SDN/NFV: How Virtualization Evolves This Year on the Road to 5G

Summary

Software-defined networking (SDN) and network functions virtualization (NFV) are the technologies driving next generation network transformation; but the factors impacting faster SDN/NFV adoption are the same ones slowing the road to 5G. While there are many technical challenges, it comes down to the fact that this is a paradigm shift. Running a hybrid networking environment can be challenging; communications service providers (CSPs) simply can’t afford to interrupt mission critical services inadvertently while upgrading their networks. Also, investing in network transformation takes buy-in internally and developing a business case for the CFO is challenging when the return on investment is difficult to prove – as is often the case in new technology adoption. Nevertheless, CSPs can’t ignore that 5G is on the not-so-distant horizon, so network transformation this year is more critical than ever.  

Virtualization is a central to 5G, but CSPs must move now on network transformation

With commercialization expected after 2020, the 5G network promises to transform the way in which the telecommunications industry can deliver and monetize services. Some of the main benefits realized through 5G will be:

  1. Programmable networks to support a variety of Internet of Things (IoT) use cases that require different latency, reliability and data rate parameters.
  2. Optimized network resources that will efficiently handle the exponential growth in data traffic connected devices, cloud computing, 4K video streaming, and AR/VR will generate.
  3. New revenue generation through monetization of software-based, value-added services, e.g., real-time analytics.

Virtualization will play a pivot role in getting the industry to 5G. SDN/NFV progress has been made in the telecom industry; but not at the pace of adoption originally anticipated. Some of the major challenges to faster adoption has been:

  • Culture: Virtualization is different and complex. This is a new market, so change must start from within the company’s culture, which is never an easy task.
  • Investment hesitation during hybrid networking: Getting started in NFV will mean increased investment and increased complexity at first, as physical network and virtual networking run concurrently.
  • Competition from web-scale companies (Amazon, Facebook, Google). The web-scale architectures are already agile, “born on the cloud”, and built on the new, faster principles that CSPs need to adopt today.

There are real SDN/NFV deployments, but there’s still a lot to be done. What CSPs have been doing is taking a network function and “virtualizing” it, which means translating into software and running it over a server. But the issue is that the service is not “carrier grade” and the deployments are not delivering on the promise of SDN and NFV: scale, automation, and network resource optimization.
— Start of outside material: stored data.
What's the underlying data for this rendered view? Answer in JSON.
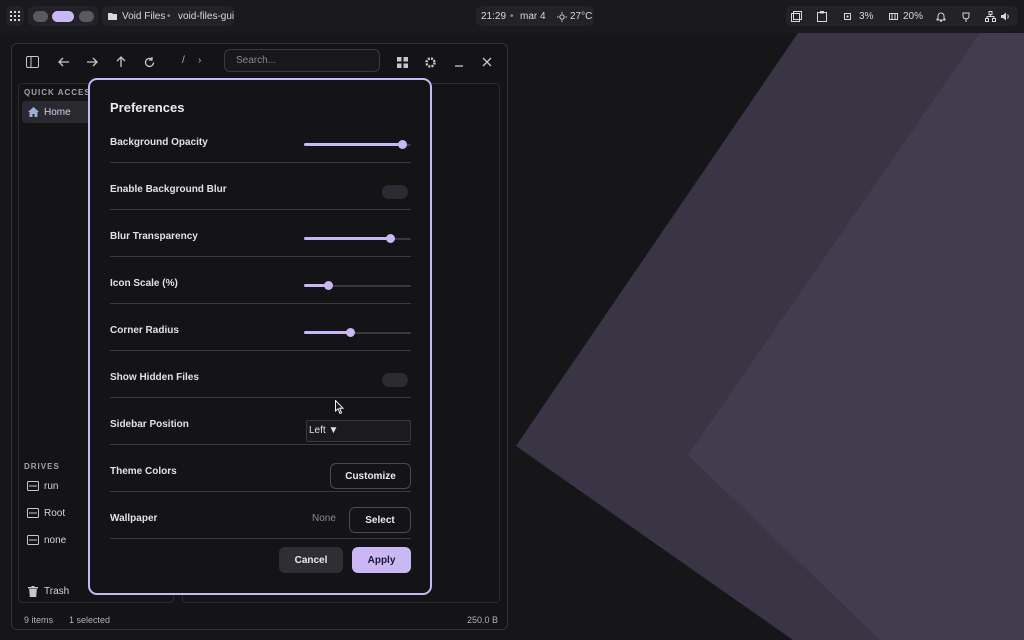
{
  "topbar": {
    "window_title": "Void Files",
    "separator": "•",
    "app_id": "void-files-gui",
    "time": "21:29",
    "date_separator": "•",
    "date": "mar 4",
    "weather": "27°C",
    "cpu": "3%",
    "memory": "20%"
  },
  "file_manager": {
    "path_root": "/",
    "path_chevron": "›",
    "search_placeholder": "Search...",
    "quick_access_label": "QUICK ACCESS",
    "quick_access": [
      {
        "label": "Home"
      }
    ],
    "drives_label": "DRIVES",
    "drives": [
      {
        "label": "run"
      },
      {
        "label": "Root"
      },
      {
        "label": "none"
      }
    ],
    "trash_label": "Trash",
    "status": {
      "items": "9 items",
      "selected": "1 selected",
      "size": "250.0 B"
    }
  },
  "preferences": {
    "title": "Preferences",
    "background_opacity": {
      "label": "Background Opacity",
      "value": 0.92
    },
    "enable_blur": {
      "label": "Enable Background Blur",
      "on": false
    },
    "blur_transparency": {
      "label": "Blur Transparency",
      "value": 0.8
    },
    "icon_scale": {
      "label": "Icon Scale (%)",
      "value": 0.22
    },
    "corner_radius": {
      "label": "Corner Radius",
      "value": 0.43
    },
    "show_hidden": {
      "label": "Show Hidden Files",
      "on": false
    },
    "sidebar_position": {
      "label": "Sidebar Position",
      "value": "Left",
      "arrow": "▼"
    },
    "theme_colors": {
      "label": "Theme Colors",
      "button": "Customize"
    },
    "wallpaper": {
      "label": "Wallpaper",
      "value": "None",
      "button": "Select"
    },
    "cancel": "Cancel",
    "apply": "Apply"
  },
  "colors": {
    "accent": "#c9b8f5",
    "background": "#161518",
    "wallpaper_panel": "#3a3545"
  }
}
That’s where cloud technologies or “telco cloud” comes in. Delivering virtual network functions over cloud-native architectures will get the operators to where they want to be – on a network that can continuously deliver new services on the fly for new revenue generation. 
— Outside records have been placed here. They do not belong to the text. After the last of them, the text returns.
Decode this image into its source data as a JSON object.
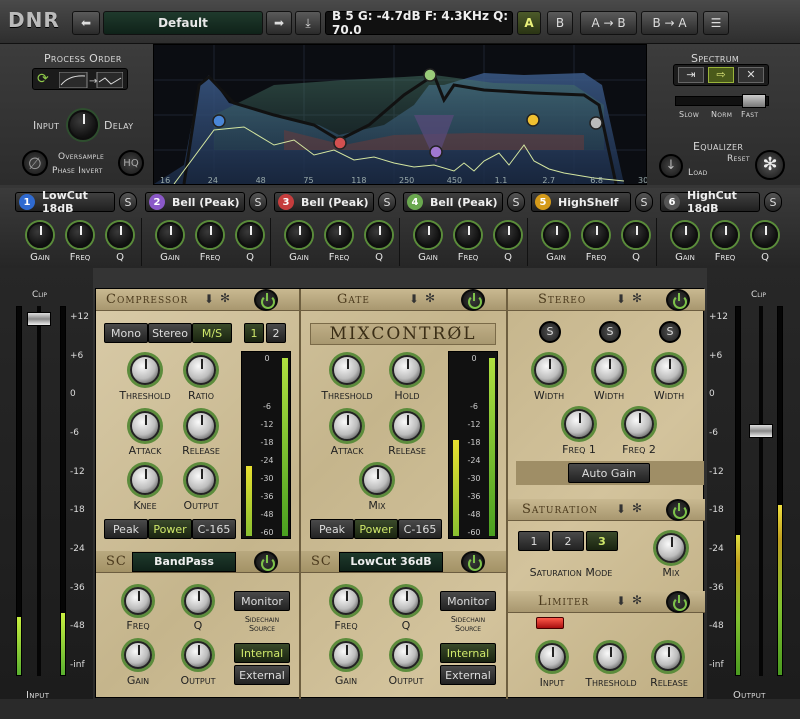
{
  "app": {
    "logo": "DNR"
  },
  "toolbar": {
    "preset": "Default",
    "band_info": "B 5 G: -4.7dB F: 4.3KHz Q: 70.0",
    "ab_a": "A",
    "ab_b": "B",
    "copy_ab": "A → B",
    "copy_ba": "B → A"
  },
  "process_order": {
    "title": "Process Order"
  },
  "io": {
    "input_label": "Input",
    "delay_label": "Delay",
    "oversample": "Oversample",
    "phase_invert": "Phase Invert",
    "hq": "HQ"
  },
  "spectrum": {
    "title": "Spectrum",
    "slow": "Slow",
    "norm": "Norm",
    "fast": "Fast"
  },
  "equalizer": {
    "title": "Equalizer",
    "reset": "Reset",
    "load": "Load"
  },
  "freq_axis": [
    "16",
    "24",
    "48",
    "75",
    "118",
    "250",
    "450",
    "1.1",
    "2.7",
    "6.8",
    "30"
  ],
  "bands": [
    {
      "num": "1",
      "type": "LowCut 18dB",
      "color": "#2f6ad0",
      "s": "S"
    },
    {
      "num": "2",
      "type": "Bell (Peak)",
      "color": "#8a58c8",
      "s": "S"
    },
    {
      "num": "3",
      "type": "Bell (Peak)",
      "color": "#c63d3d",
      "s": "S"
    },
    {
      "num": "4",
      "type": "Bell (Peak)",
      "color": "#6aa84f",
      "s": "S"
    },
    {
      "num": "5",
      "type": "HighShelf",
      "color": "#d49a1a",
      "s": "S"
    },
    {
      "num": "6",
      "type": "HighCut 18dB",
      "color": "#555555",
      "s": "S"
    }
  ],
  "band_knobs": {
    "gain": "Gain",
    "freq": "Freq",
    "q": "Q"
  },
  "compressor": {
    "title": "Compressor",
    "mono": "Mono",
    "stereo": "Stereo",
    "ms": "M/S",
    "ch1": "1",
    "ch2": "2",
    "threshold": "Threshold",
    "ratio": "Ratio",
    "attack": "Attack",
    "release": "Release",
    "knee": "Knee",
    "output": "Output",
    "peak": "Peak",
    "power": "Power",
    "c165": "C-165",
    "sc": "SC",
    "sc_filter": "BandPass",
    "sc_freq": "Freq",
    "sc_q": "Q",
    "sc_gain": "Gain",
    "sc_output": "Output",
    "monitor": "Monitor",
    "sidechain_source": "Sidechain\nSource",
    "internal": "Internal",
    "external": "External"
  },
  "gate": {
    "title": "Gate",
    "logo": "MIXCONTRØL",
    "threshold": "Threshold",
    "hold": "Hold",
    "attack": "Attack",
    "release": "Release",
    "mix": "Mix",
    "peak": "Peak",
    "power": "Power",
    "c165": "C-165",
    "sc": "SC",
    "sc_filter": "LowCut 36dB",
    "sc_freq": "Freq",
    "sc_q": "Q",
    "sc_gain": "Gain",
    "sc_output": "Output",
    "monitor": "Monitor",
    "sidechain_source": "Sidechain\nSource",
    "internal": "Internal",
    "external": "External"
  },
  "meter_scale": [
    "0",
    "-6",
    "-12",
    "-18",
    "-24",
    "-30",
    "-36",
    "-48",
    "-60"
  ],
  "stereo": {
    "title": "Stereo",
    "s": "S",
    "width": "Width",
    "freq1": "Freq 1",
    "freq2": "Freq 2",
    "auto_gain": "Auto Gain"
  },
  "saturation": {
    "title": "Saturation",
    "m1": "1",
    "m2": "2",
    "m3": "3",
    "mode_label": "Saturation Mode",
    "mix": "Mix"
  },
  "limiter": {
    "title": "Limiter",
    "input": "Input",
    "threshold": "Threshold",
    "release": "Release"
  },
  "side_meters": {
    "clip": "Clip",
    "input": "Input",
    "output": "Output",
    "scale": [
      "+12",
      "+6",
      "0",
      "-6",
      "-12",
      "-18",
      "-24",
      "-36",
      "-48",
      "-inf"
    ]
  }
}
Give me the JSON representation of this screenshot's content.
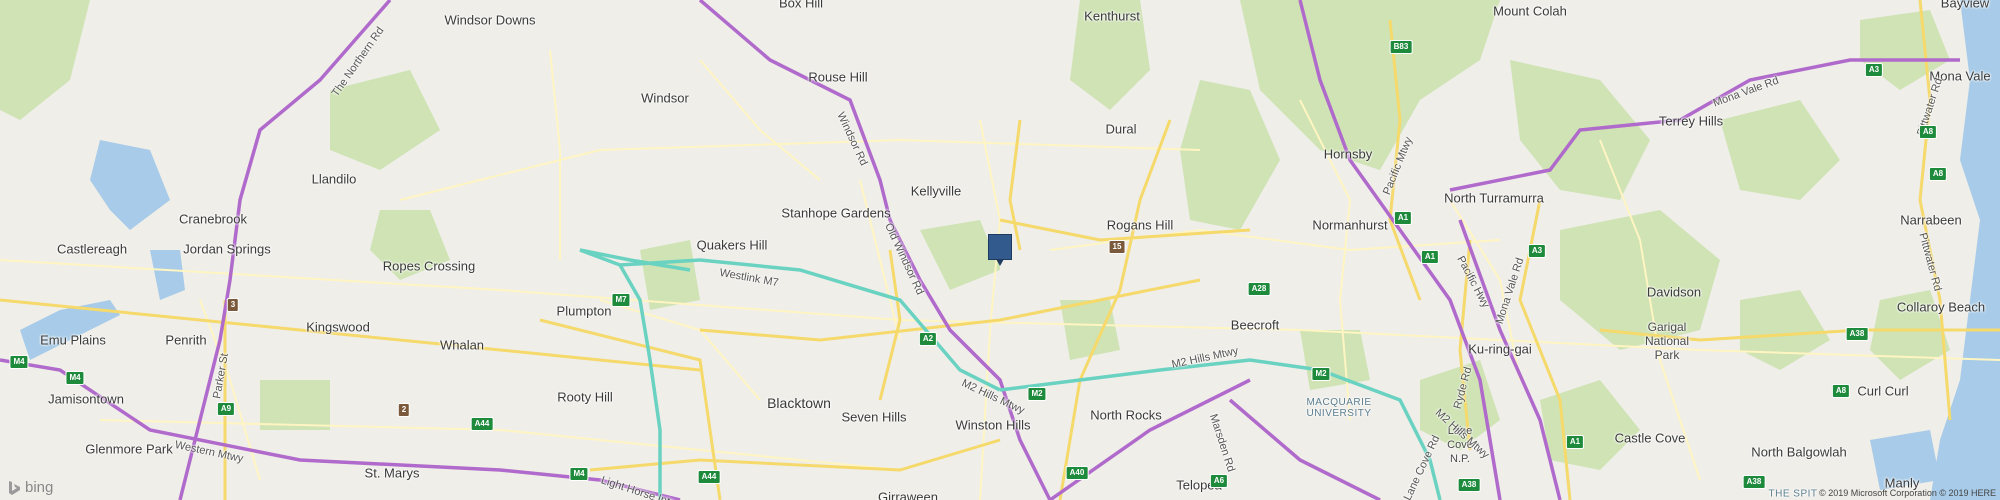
{
  "map": {
    "brand": "bing",
    "copyright": "© 2019 Microsoft Corporation © 2019 HERE",
    "colors": {
      "land": "#efeee9",
      "park": "#cfe3b4",
      "water": "#a7cbe8",
      "motorway": "#b06acb",
      "toll": "#6ad2c1",
      "major": "#f5d96b",
      "minor": "#fff5c2",
      "shield": "#1e8a3c"
    },
    "marker": {
      "label": "location-marker",
      "color": "#335a8c"
    },
    "places": [
      {
        "id": "box-hill",
        "name": "Box Hill"
      },
      {
        "id": "windsor-downs",
        "name": "Windsor Downs"
      },
      {
        "id": "kenthurst",
        "name": "Kenthurst"
      },
      {
        "id": "mount-colah",
        "name": "Mount Colah"
      },
      {
        "id": "bayview",
        "name": "Bayview"
      },
      {
        "id": "rouse-hill",
        "name": "Rouse Hill"
      },
      {
        "id": "windsor",
        "name": "Windsor"
      },
      {
        "id": "dural",
        "name": "Dural"
      },
      {
        "id": "hornsby",
        "name": "Hornsby"
      },
      {
        "id": "mona-vale",
        "name": "Mona Vale"
      },
      {
        "id": "terrey-hills",
        "name": "Terrey Hills"
      },
      {
        "id": "llandilo",
        "name": "Llandilo"
      },
      {
        "id": "kellyville",
        "name": "Kellyville"
      },
      {
        "id": "north-turramurra",
        "name": "North Turramurra"
      },
      {
        "id": "cranebrook",
        "name": "Cranebrook"
      },
      {
        "id": "stanhope-gardens",
        "name": "Stanhope Gardens"
      },
      {
        "id": "rogans-hill",
        "name": "Rogans Hill"
      },
      {
        "id": "normanhurst",
        "name": "Normanhurst"
      },
      {
        "id": "narrabeen",
        "name": "Narrabeen"
      },
      {
        "id": "jordan-springs",
        "name": "Jordan Springs"
      },
      {
        "id": "castlereagh",
        "name": "Castlereagh"
      },
      {
        "id": "quakers-hill",
        "name": "Quakers Hill"
      },
      {
        "id": "ropes-crossing",
        "name": "Ropes Crossing"
      },
      {
        "id": "davidson",
        "name": "Davidson"
      },
      {
        "id": "collaroy-beach",
        "name": "Collaroy Beach"
      },
      {
        "id": "plumpton",
        "name": "Plumpton"
      },
      {
        "id": "kingswood",
        "name": "Kingswood"
      },
      {
        "id": "beecroft",
        "name": "Beecroft"
      },
      {
        "id": "emu-plains",
        "name": "Emu Plains"
      },
      {
        "id": "penrith",
        "name": "Penrith"
      },
      {
        "id": "whalan",
        "name": "Whalan"
      },
      {
        "id": "ku-ring-gai",
        "name": "Ku-ring-gai"
      },
      {
        "id": "jamisontown",
        "name": "Jamisontown"
      },
      {
        "id": "rooty-hill",
        "name": "Rooty Hill"
      },
      {
        "id": "blacktown",
        "name": "Blacktown"
      },
      {
        "id": "curl-curl",
        "name": "Curl Curl"
      },
      {
        "id": "seven-hills",
        "name": "Seven Hills"
      },
      {
        "id": "north-rocks",
        "name": "North Rocks"
      },
      {
        "id": "winston-hills",
        "name": "Winston Hills"
      },
      {
        "id": "glenmore-park",
        "name": "Glenmore Park"
      },
      {
        "id": "castle-cove",
        "name": "Castle Cove"
      },
      {
        "id": "north-balgowlah",
        "name": "North Balgowlah"
      },
      {
        "id": "st-marys",
        "name": "St. Marys"
      },
      {
        "id": "telopea",
        "name": "Telopea"
      },
      {
        "id": "girraween",
        "name": "Girraween"
      },
      {
        "id": "manly",
        "name": "Manly"
      }
    ],
    "areas": [
      {
        "id": "garigal",
        "name": "Garigal National Park"
      },
      {
        "id": "lane-cove",
        "name": "Lane Cove N.P."
      },
      {
        "id": "macquarie",
        "name": "MACQUARIE UNIVERSITY"
      },
      {
        "id": "the-spit",
        "name": "THE SPIT"
      }
    ],
    "roads": [
      {
        "id": "northern-rd",
        "name": "The Northern Rd"
      },
      {
        "id": "windsor-rd",
        "name": "Windsor Rd"
      },
      {
        "id": "old-windsor-rd",
        "name": "Old Windsor Rd"
      },
      {
        "id": "westlink-m7",
        "name": "Westlink M7"
      },
      {
        "id": "m2-hills-1",
        "name": "M2 Hills Mtwy"
      },
      {
        "id": "m2-hills-2",
        "name": "M2 Hills Mtwy"
      },
      {
        "id": "m2-hills-3",
        "name": "M2 Hills Mtwy"
      },
      {
        "id": "western-mtwy",
        "name": "Western Mtwy"
      },
      {
        "id": "light-horse",
        "name": "Light Horse Intc"
      },
      {
        "id": "parker-st",
        "name": "Parker St"
      },
      {
        "id": "pacific-mtwy",
        "name": "Pacific Mtwy"
      },
      {
        "id": "pacific-hwy",
        "name": "Pacific Hwy"
      },
      {
        "id": "mona-vale-rd",
        "name": "Mona Vale Rd"
      },
      {
        "id": "mona-vale-rd-2",
        "name": "Mona Vale Rd"
      },
      {
        "id": "pittwater-rd",
        "name": "Pittwater Rd"
      },
      {
        "id": "pittwater-rd-2",
        "name": "Pittwater Rd"
      },
      {
        "id": "ryde-rd",
        "name": "Ryde Rd"
      },
      {
        "id": "lane-cove-rd",
        "name": "Lane Cove Rd"
      },
      {
        "id": "marsden-rd",
        "name": "Marsden Rd"
      }
    ],
    "shields": [
      {
        "id": "b83",
        "label": "B83"
      },
      {
        "id": "a3-top",
        "label": "A3"
      },
      {
        "id": "a8-top",
        "label": "A8"
      },
      {
        "id": "a1-a",
        "label": "A1"
      },
      {
        "id": "a1-b",
        "label": "A1"
      },
      {
        "id": "a3-mid",
        "label": "A3"
      },
      {
        "id": "a8-mid",
        "label": "A8"
      },
      {
        "id": "m7",
        "label": "M7"
      },
      {
        "id": "a28",
        "label": "A28"
      },
      {
        "id": "a2",
        "label": "A2"
      },
      {
        "id": "m2-a",
        "label": "M2"
      },
      {
        "id": "m2-b",
        "label": "M2"
      },
      {
        "id": "a38-a",
        "label": "A38"
      },
      {
        "id": "a38-b",
        "label": "A38"
      },
      {
        "id": "m4-a",
        "label": "M4"
      },
      {
        "id": "m4-b",
        "label": "M4"
      },
      {
        "id": "a9",
        "label": "A9"
      },
      {
        "id": "a44-a",
        "label": "A44"
      },
      {
        "id": "a44-b",
        "label": "A44"
      },
      {
        "id": "m4-c",
        "label": "M4"
      },
      {
        "id": "a40",
        "label": "A40"
      },
      {
        "id": "a6",
        "label": "A6"
      },
      {
        "id": "a1-c",
        "label": "A1"
      },
      {
        "id": "a8-low",
        "label": "A8"
      },
      {
        "id": "a38-c",
        "label": "A38"
      }
    ],
    "route_markers": [
      {
        "id": "r3",
        "label": "3"
      },
      {
        "id": "r2",
        "label": "2"
      },
      {
        "id": "r15",
        "label": "15"
      }
    ]
  }
}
There’s a stronger sense of urgency to virtualize networks as the industry entered 2018 because while virtualization is a central component of 5G, it is not practical for operators to wait until 2020 to begin network transformation efforts. Over the next year, CSPs’ network transformation priorities will shift to cloud migration and automation as they continue to pave their way to 5G and leading telecom vendors have an opportunity to address these priorities through software portfolio expansions and acquisitions to gain additional virtualization capabilities (see Table 1).   

Through SDN and NFV, CSPs are laying the groundwork for 5G. The ultimate vision is a virtualized network platform that is cloud-centric, programmable, and automated to improve and enhance service delivery innovation – ultimately leading to faster revenue realization over 5G networks. Over the next year, CSPs and telecom vendors that will lead in NFV/SDN will continue to create deeper relationships with cloud providers to offer customers more control, options, and agility.